Hi all, my wife has asked if anyone has any good tips for getting rid of the grease and fat from the cooking trays/utensils?


(KM) #2

I tend to reuse mine, pouring it off into a jar while it’s still liquid. I also keep a jar or can for grease that’s too nasty to reuse, so at least I’m throwing away one can a week or so instead of pouring that all that down the drain.


(Bacon is a many-splendoured thing) #3

Not good for your drains to pour fat down them. Bacon fat is great to cook with. We generally make gravy out of the pan drippings when we make beef.

As for cleaning the pans, pour off the grease you’re going to save, let the rest solidify, and then scrape it into the garbage. You can wipe off the pans with paper towel before cleaning.

If you cook with cast iron, the pans only need to be wiped down and rinsed; they should not be exposed to soap. This helps make them non-stick after a few uses.


(Pete A) #4

Eat it! Straight from the pan or add it to veggies etc…


#5

Hot water and soap don’t wait to wash them. Once you let it sit and it goes to hell on you scrape/wipe it out first, then wash. But you really shouldn’t have any more than you would have pre keto unless you’re going nuts with the fat.


(Robin) #6

I live in a nearly 100 year old house. Even if I wash grease out quickly with very hot water and soap, at some point it will cool… I don’t risk it. I waste a few paper towels instead.

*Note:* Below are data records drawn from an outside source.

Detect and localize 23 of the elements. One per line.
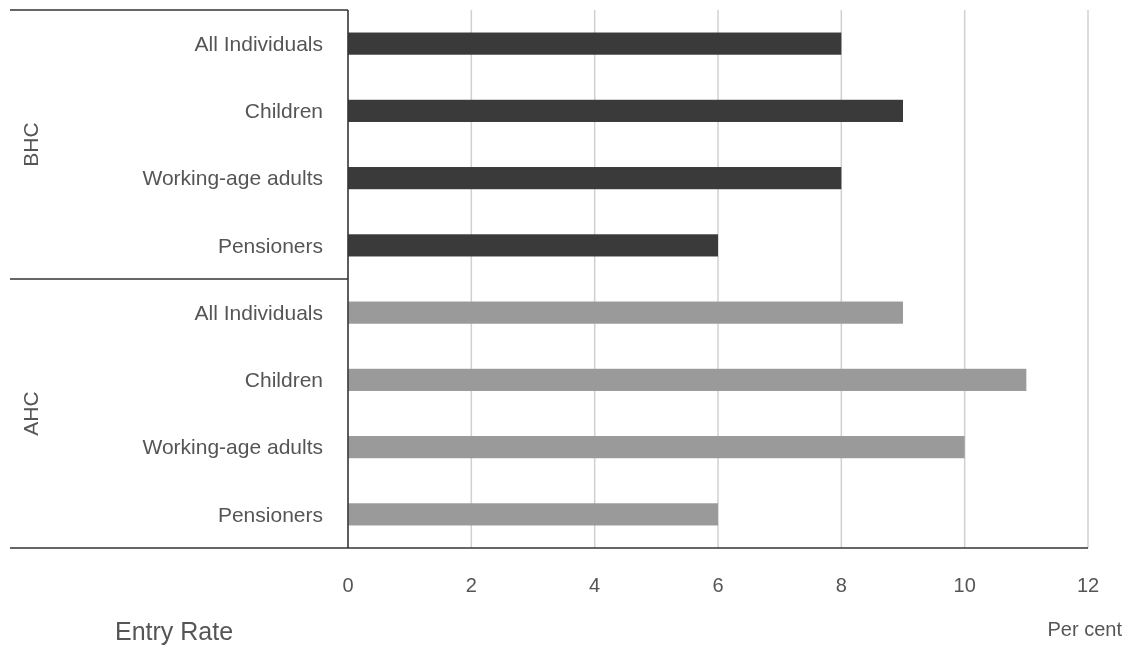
bar xyxy=(348,368,1027,391)
bar xyxy=(348,301,903,324)
y-tick-label: All Individuals xyxy=(194,300,323,324)
x-axis-title: Per cent xyxy=(1047,618,1123,640)
x-tick-label: 2 xyxy=(465,574,477,596)
bar xyxy=(348,436,965,459)
x-tick-label: 0 xyxy=(342,574,354,596)
x-tick-label: 12 xyxy=(1076,574,1100,596)
y-tick-label: Children xyxy=(244,99,323,123)
y-tick-label: All Individuals xyxy=(194,31,323,55)
y-tick-label: Pensioners xyxy=(217,502,323,526)
x-tick-label: 10 xyxy=(953,574,976,596)
y-tick-label: Working-age adults xyxy=(142,166,323,190)
bar xyxy=(348,503,718,526)
text: AHC xyxy=(19,391,42,436)
x-tick-label: 8 xyxy=(835,574,847,596)
y-tick-label: Children xyxy=(244,368,323,392)
text: Entry Rate xyxy=(115,617,234,645)
x-tick-label: 4 xyxy=(589,574,601,596)
text: BHC xyxy=(19,122,42,167)
y-tick-label: Pensioners xyxy=(217,233,323,257)
y-tick-label: Working-age adults xyxy=(142,435,323,459)
x-tick-label: 6 xyxy=(712,574,724,596)
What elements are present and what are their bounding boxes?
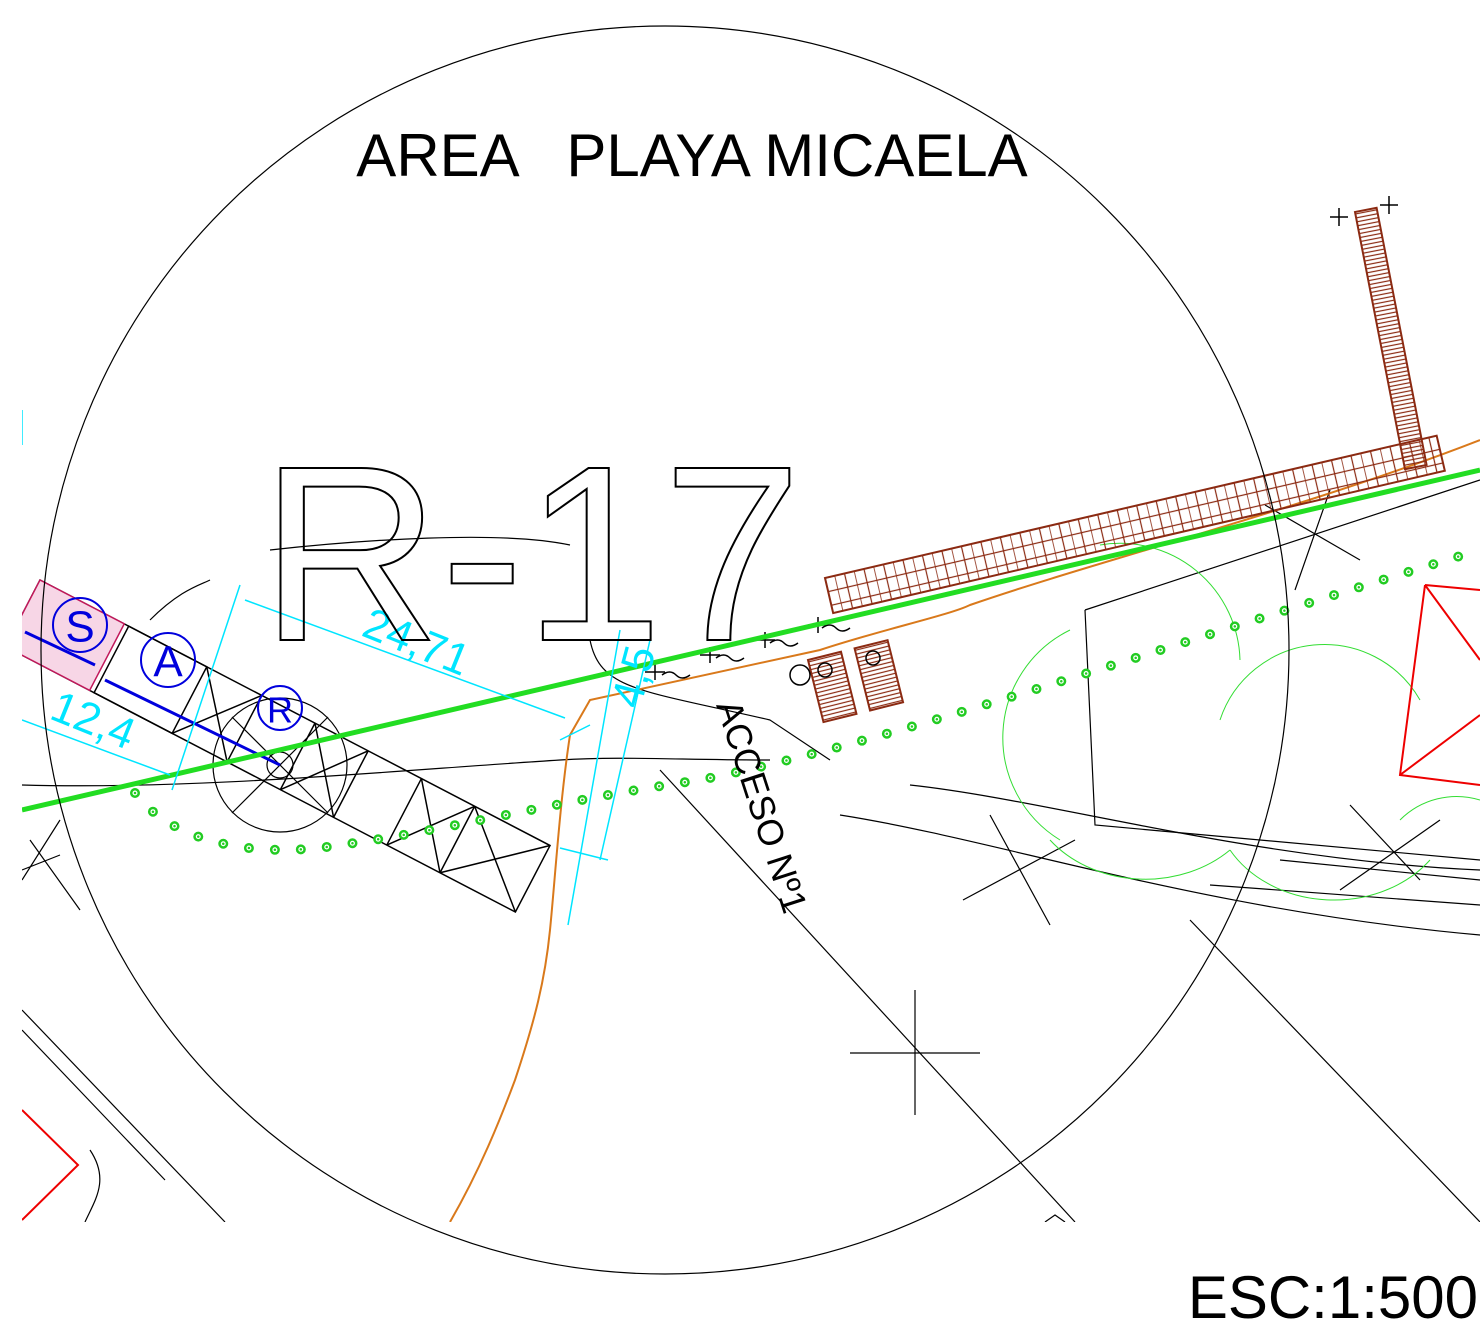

(Assuming it’s not something I want to refrigerate and use later.)


(Bacon is a many-splendoured thing) #7

I’ve been known to drink bacon grease, once it’s cooled enough, but before it solidifies, and also to scrape pan drippings up with a spoon and eat them. Yum!


(Max Scotthorne) #8

Hi @robintemplin, tell me about it. Our house is a 1919 coal miners house we certainly get chilly over here, though it’s not too bad today only minus 6 degrees Celsius.


(Robin) #9

Ours is 1923. But was greatly rehabbed a few years ago and is now tight as a drum. The house has been re-plumbed, but I doubt the line to the water main is.

A coal miners house! How cool, historically speaking!


(Max Scotthorne) #10

Yeah, they are pretty common over here. My dad was a coal miner and I work as a health and safety officer in an engineering company that still supplies a coal mine in Wales.